La salida del entorno protegido de un apagado colegio religioso donde incluso poníamos el belén, y lo más revolucionario que se podía hacer era colar un caganet, a un instituto con sus reivindicaciones, sus asambleas, sus posicionamientos políticos y sus huelgas supuso toda una experiencia vital y un choque. Yo no lo sabía, pero la hiedra estaba allí, trepando con sus grandes hojas por las paredes de piedra, infiltrándose en las aulas donde por primera vez podía debatir, aprender. Un día era en forma de huelga puntual por la detención de algún miembro de la banda o la muerte de sus 'gudaris' en un tiroteo o al explosionarles el mismo artefacto que iban a colocar en los bajos de un coche. El comisariado político del instituto leía un manifiesto, convocaba una protesta y toda los borregos voluntarios salíamos detrás sin saber muy bien qué estábamos defendiendo, respaldando. Una ambigua mezcla de rebeldía, testorena en marcha y libertad nos embargaba. Como en todo estaban los comprometidos con la causa, la iluminada intelligentsia que ya vestía el uniforme oficial del movimiento: pendiente, camiseta alusiva a los presos o a la libertad de Euskadi, riñonera de marroquinería, lauburu al cuello; y luego los que aprovechábamos la movilización para hacer pira, ir a jugar a las recreativas o empezar a hablar de una de las pasiones más perdurables que me ha quedado de todo aquello: el cine. Despreocupados chavales de 13 y 14 años ajenos al gran lavado de cabeza igual a los discursos de Franco, al rezo por José Antonio de la mañana, a las juras de lealtad a la patria, hablando de Quentin Tarantino y de Stanley Kubrick, de Steven Spielberg y Oliver Stone, de cineastas que abrían puertas a nuestra párvula imaginación y nos sacaban de aquella oscura y húmeda sacristía forjada a base de dogmas, de textos sagrados, de milagros.

Un día, los fieros sacristanes te obligaban a formar por una ocupación policial en la Universidad (de cualquier modo está tan mal que los uniformados entren en una universidad como que alguien te obligue a firmar algo); otro día, la casta sacerdotal te imponía una encerrona o una marcha por los pasillos; al otro, era un sacrificio humano en forma de calladas sonrisas de complicidad. La cristología era variada y dependía de las circunstancias, aunque toda se movía en el ámbito del apoyo a la dama oculta del bosque, seria y dramática, y a sus aguerridos acólitos en las cárceles que el Estado había empezado a diseminar por todo el territorio nacional para, en teoría, evitar que Medea, la devoradora de hijos, los alienara y manipulara a su antojo hasta crear un ejército de bárbaros en sombra.

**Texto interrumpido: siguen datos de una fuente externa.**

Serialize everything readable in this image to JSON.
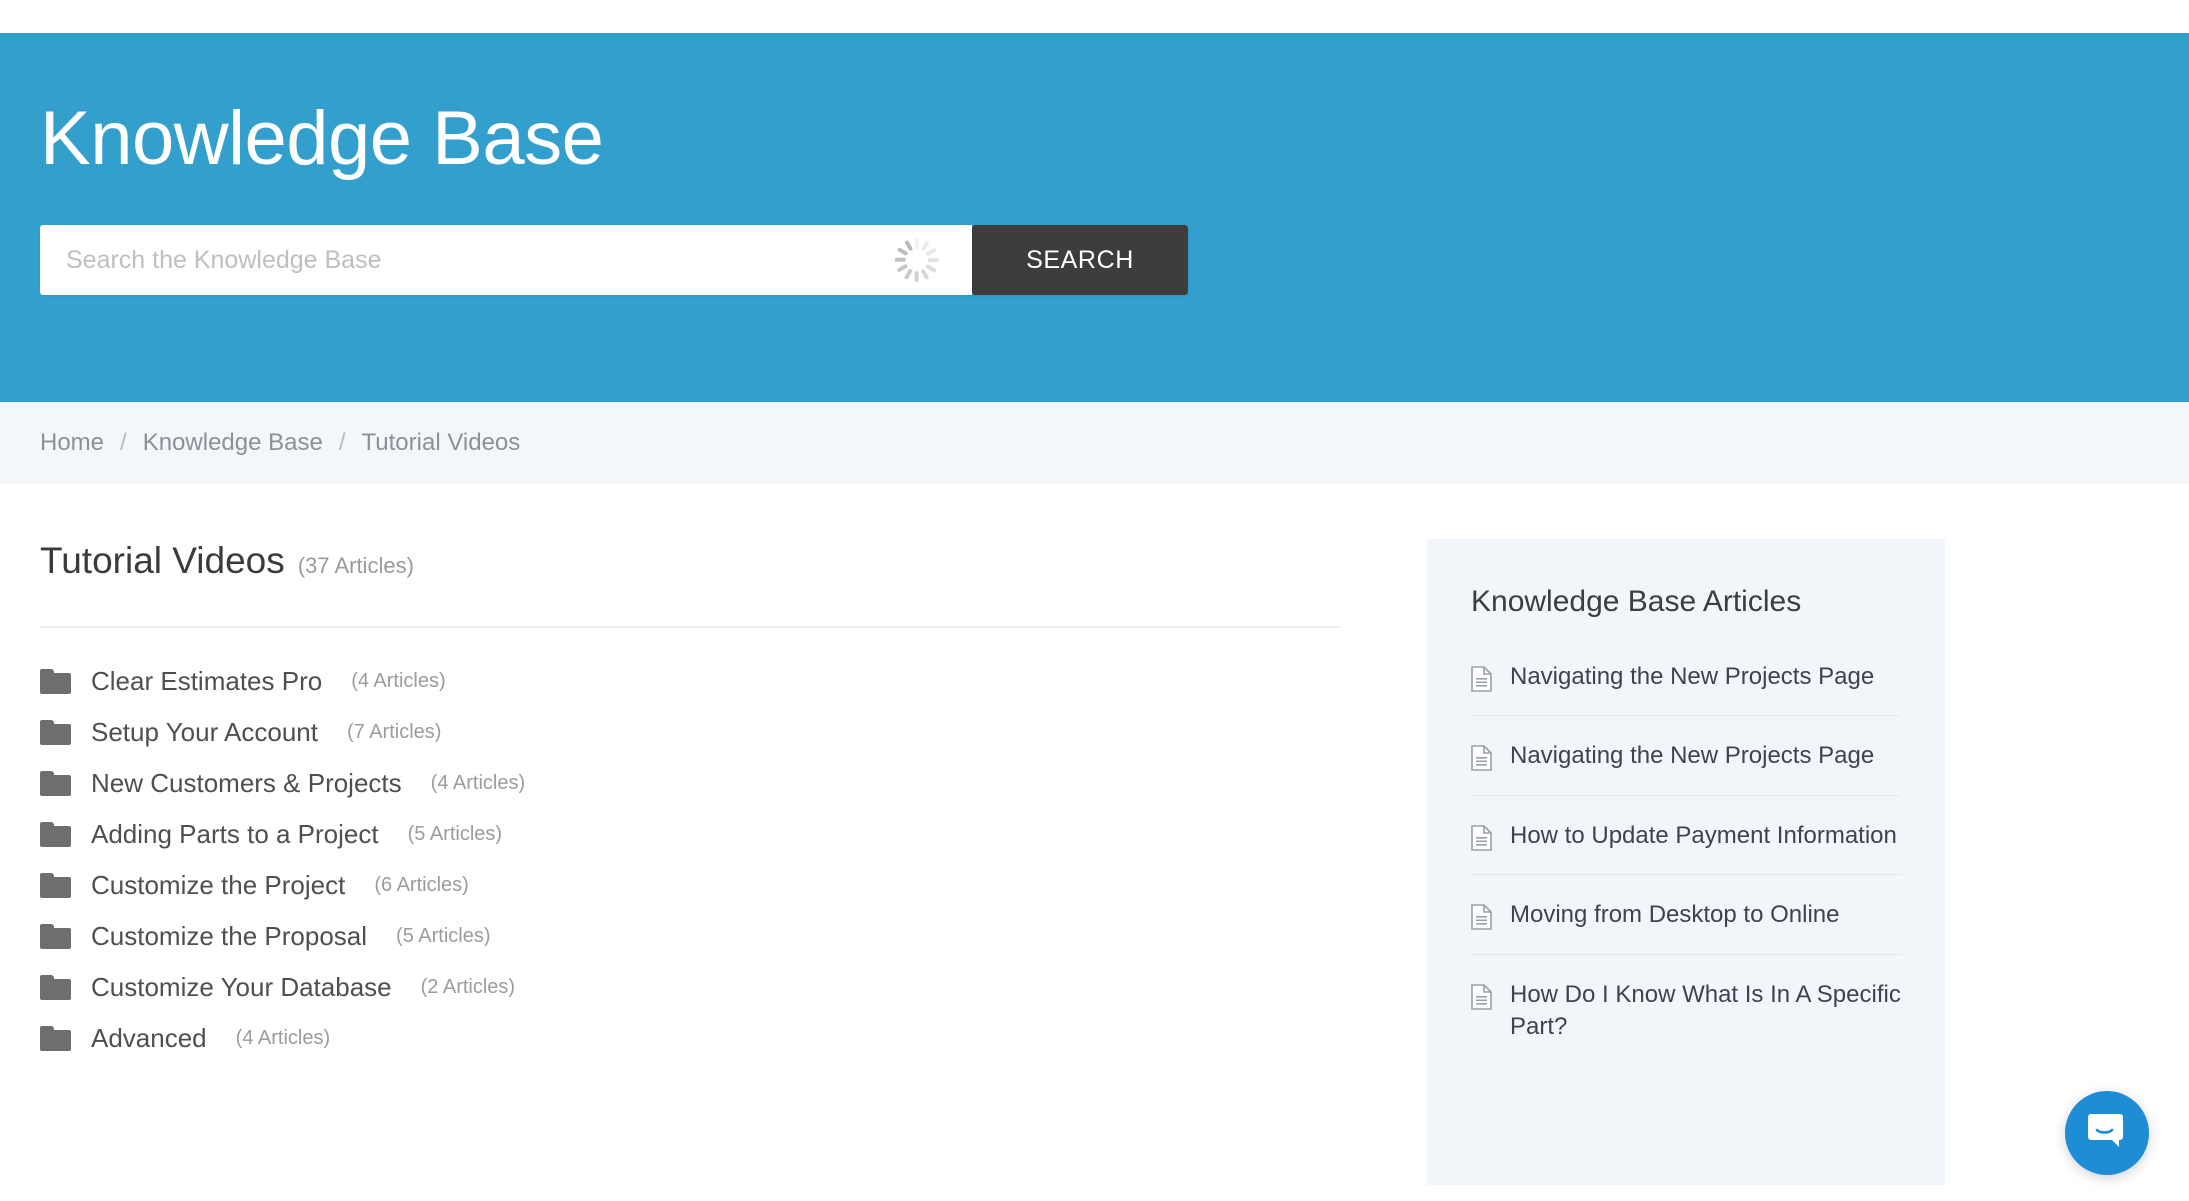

En verdad nadie debería cumplir una pena carcelaria demasiado lejos de sus seres queridos y de su patria chica. No lo dicen las buenas intenciones, lo dice la Ley y el sentido común humanitario, que es más importante que la Ley.

'Presoak etxera' (los presos a casa) se convirtió en el nuevo grito de guerra de la tribu, acompañado por su vistosa enseña donde junto a un mapa de la mítica Euskal Herria de siete herrialdes, el yugo, que cada vez parecía más y más grande, aparecían unas cinéticas flechas reclamando el acercamiento de los encarcelados de ETA a cárceles vascas. Ya he dicho que no es desmedida tal petición, incluso es justa, lo desmedido es la presencia abusiva desde entonces del yugo y flechas por todas partes, símbolo del ojo único de la Judith fanática e insobornable. El haz de luz rojo y frío de HAL en '2001' mientras observa la clínica muerte diseñada por él de los astronautas. Flechas, y yugos en fiestas patronales, en bares y en pañoladas al cuello. Yugo y flechas en partidos de fútbol, en banderas, boinas y trompetas. Flechas y yugos en camisetas de chicas que te gustaban, en colgantes y anillos. Hasta en monedas, en libros, en piercings y tatuados la permanente conciencia de que la mirada del Gran Hermano estaba sobre ti día y noche, en tus momentos de felicidad y de amargura, en tus polvos y en tus fiestas, susurrándote al oído: "No me he ido, te vigilo".